Zoo animal data published previously, based on post‐mortem results in adults, indicated an average body mass of 924 kg (560–1400 kg) for female and 966 kg (650–1200 kg) for male black rhinos (Radeke‐Auer et al. 2023) and 1759 kg (1200–2500 kg) for female and 1711 kg (1251–2041 kg) for male GOH rhinos (Wyss et al. 2012). Additionally, measurements collected by a survey on GOH rhinos indicated an average of 1711 kg (1197–2026 kg) for females and 2031 kg (1441–2500 kg) for males (Heidegger et al. 2016).
The number of individuals and the descriptive statistics for the zoo data of the present study are given in Table 3. There were significant differences between females and males in all three rhino species (Table 3). GOH and white rhinos displayed the biggest sexual dimorphism in body mass, with males being 11% and 10% heavier on average than females, respectively. Male black rhinos are, on average, just 4% heavier than females. Compared to the sparse and often estimated data from the wild, female white rhinos in zoos are 226 kg or about 14% heavier on average. For male white rhinos, black rhinos of both sexes, and female GOH rhinos, the data yield no indication of a relevant discrepancy in adult body mass between natural habitats and zoos (Figure 1).
Body mass data for zoo‐kept rhinoceros species (black dots) as compared to the literature data range of adult, free‐ranging specimens (blue bands) (for sources, see Table 2). Note that this selection of individuals is based on data availability and not necessarily representative for the current global zoo populations.
Inspecting the historical trends of documented body mass data (Figure 2), there was a consistent increase in body mass in black rhinos of both sexes (in parallel with an increase in age); in white and GOH rhinos, the corresponding trends are mild, suggesting little systematic change on average adult body mass and age over time.
Historical trends (by year) in median (± quartile difference) body mass (left) and age (right) of adult, zoo‐kept rhinoceros.

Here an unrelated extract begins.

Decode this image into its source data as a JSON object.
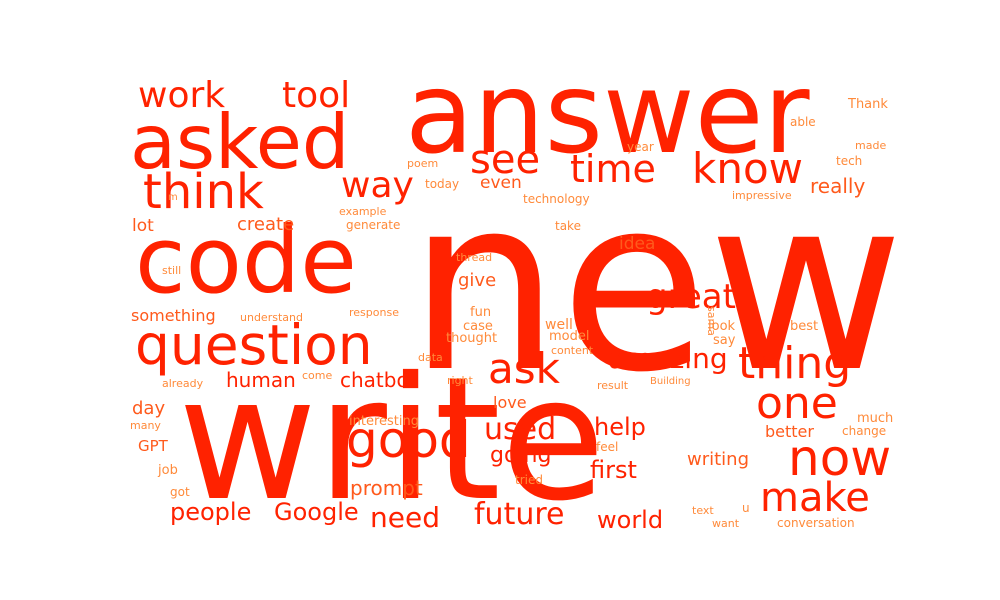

Means were used from the first year on where a minimum of 10 individuals were present in the data set. Note that this selection of individuals is based on data availability and not necessarily representative of the current global zoo populations. The number of individuals increased from 10 to 129 in female and 10 to 64 male white rhinos (C. simum), 20 to 34 in female and 14 to 33 male black rhinos (D. bicornis), and 11 to 36 female and 11 to 24 male GOH rhinos (R. unicornis).
Seasonal body mass fluctuations occurred in 7–23% of assessable individuals; in other words, there appears to be no systematic seasonal body mass fluctuation in rhinos (Table 3). By contrast, a decline in body mass towards the later stages of adult life was evident in 63‐78% of assessable individuals (Table 3).
Discussion
4
The current study suggests that in general, the body masses recorded in zoo rhinos correspond to what is considered their body mass range in the wild, with the potential exception of female white rhinos. The findings need to be interpreted with caution for several reasons. Even if body mass is similar between two animal groups, such as free‐ranging and zoo animals, this could theoretically still mask differences in body condition where free‐ranging animals have more muscle mass and zoo animals more fat; more detailed investigations beyond sheer weighing would have to be performed to differentiate between different body compoments. Furthermore, the data used here are not necessarily representative of the zoo populations of the respective species, but of a group of zoos that have weighing facilities for their rhinos, and – possibly – also other aspects of advanced management. Nevertheless, given that for other zoo animals, such as certain primates (Leigh 1994; Pontzer 2023) or anteaters (Myrmecophaga tridactyla) (Garand et al. 2024), systematic deviations in the body mass of zoo animals compared to free‐ranging specimens have been reported, the present study can contribute to the discussion of overprovisioning of rhinos in zoos.
As outlined in the Introduction, the rhino species for which concern of overweight has most often been raised is the GOH rhino (Atkinson et al. 2004; Clauss et al. 2005; Clauss and Hatt 2006; Wyss et al. 2012; Heidegger et al. 2016). Body mass management is important in this species with respect to one of its most common health problems in zoos, foot sole lesions (Von Houwald and Flach 1998; Atkinson et al. 2004; von Houwald 2016). Even though a soft substrate is considered the single most crucial factor in preventing this problem (von Houwald 2016), maintaining body mass within species‐appropriate limits will help alleviate it. The slight downward trend in GOH rhino body mass in recent years (Figure 2), if indeed representative for zoo animals, should contribute to improved foot health in the species.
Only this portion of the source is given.